As far as I am concerned, Berry phase is a kind of geometric phase that has spatial information of a problem. You can see the book "Semiconductor nanostructures" by T. Ihn, page 235, for a simple example of it. As you can see in this example, the spatial angle of the Magnetic field will apear in the conductance of the ring. Also, I have seen that people use this phase in studying energy bands. I do not know further information about it. I hope this little example works for you.

Berry's phase in quantum physics appears as a general result of the adiabatic evolution of a Hamiltonian, and the proof is quite simple. To understand it better you can go through the derivation in pages 6 and 7 here: https://homepage.univie.ac.at/reinhold.bertlmann/pdfs/dipl_diss/Durstberger_Diplomarbeit.pdf

You will also find various other examples in that work of its applications, for example to describe an electron in a magnetic field.

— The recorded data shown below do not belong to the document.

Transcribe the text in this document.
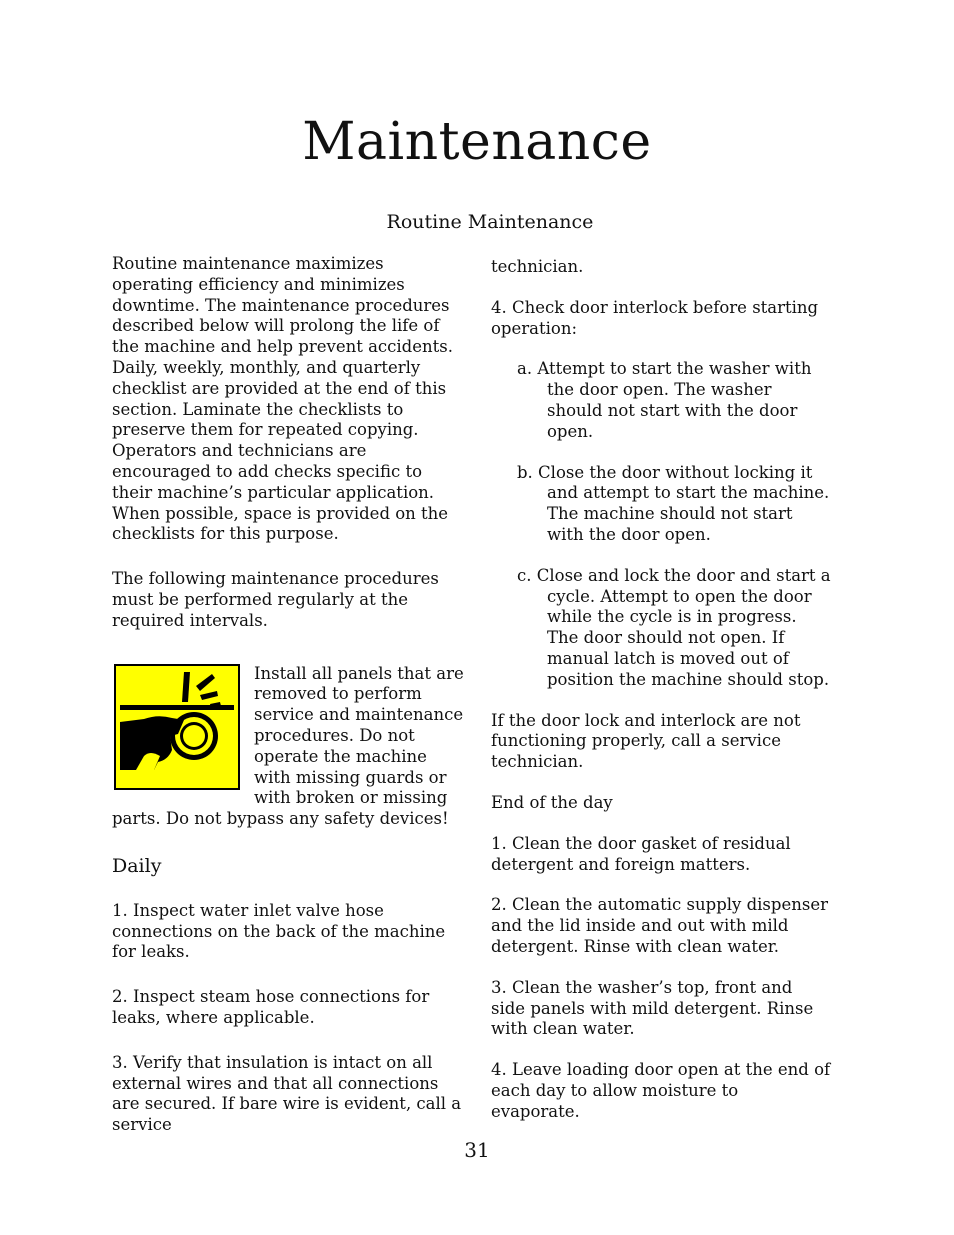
Maintenance
Routine Maintenance

Routine maintenance maximizes operating efficiency and minimizes downtime. The maintenance procedures described below will prolong the life of the machine and help prevent accidents.

Daily, weekly, monthly, and quarterly checklist are provided at the end of this section. Laminate the checklists to preserve them for repeated copying. Operators and technicians are encouraged to add checks specific to their machine’s particular application. When possible, space is provided on the checklists for this purpose.

The following maintenance procedures must be performed regularly at the required intervals.

Install all panels that are removed to perform service and maintenance procedures. Do not operate the machine with missing guards or with broken or missing parts. Do not bypass any safety devices!

Daily

1. Inspect water inlet valve hose connections on the back of the machine for leaks.

2. Inspect steam hose connections for leaks, where applicable.

3. Verify that insulation is intact on all external wires and that all connections are secured. If bare wire is evident, call a service

technician.

4. Check door interlock before starting operation:

a. Attempt to start the washer with the door open. The washer should not start with the door open.

b. Close the door without locking it and attempt to start the machine. The machine should not start with the door open.

c. Close and lock the door and start a cycle. Attempt to open the door while the cycle is in progress. The door should not open. If manual latch is moved out of position the machine should stop.

If the door lock and interlock are not functioning properly, call a service technician.

End of the day

1. Clean the door gasket of residual detergent and foreign matters.

2. Clean the automatic supply dispenser and the lid inside and out with mild detergent. Rinse with clean water.

3. Clean the washer’s top, front and side panels with mild detergent. Rinse with clean water.

4. Leave loading door open at the end of each day to allow moisture to evaporate.

31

In solid-state physics you will find the Berry phase used many times. You can find it in topological properties of materials; for example the Topological Hall effect (https://sundoc.bibliothek.uni-halle.de/diss-online/07/07H039/t8.pdf ). In ferroelectrics, you can find it used to define the Berry's phase theory of polarization: https://arxiv.org/pdf/1202.1831.pdf

For many other uses of Berry's phase you can also read 'Topological Insulators and Topological Superconductors' by Bernevig.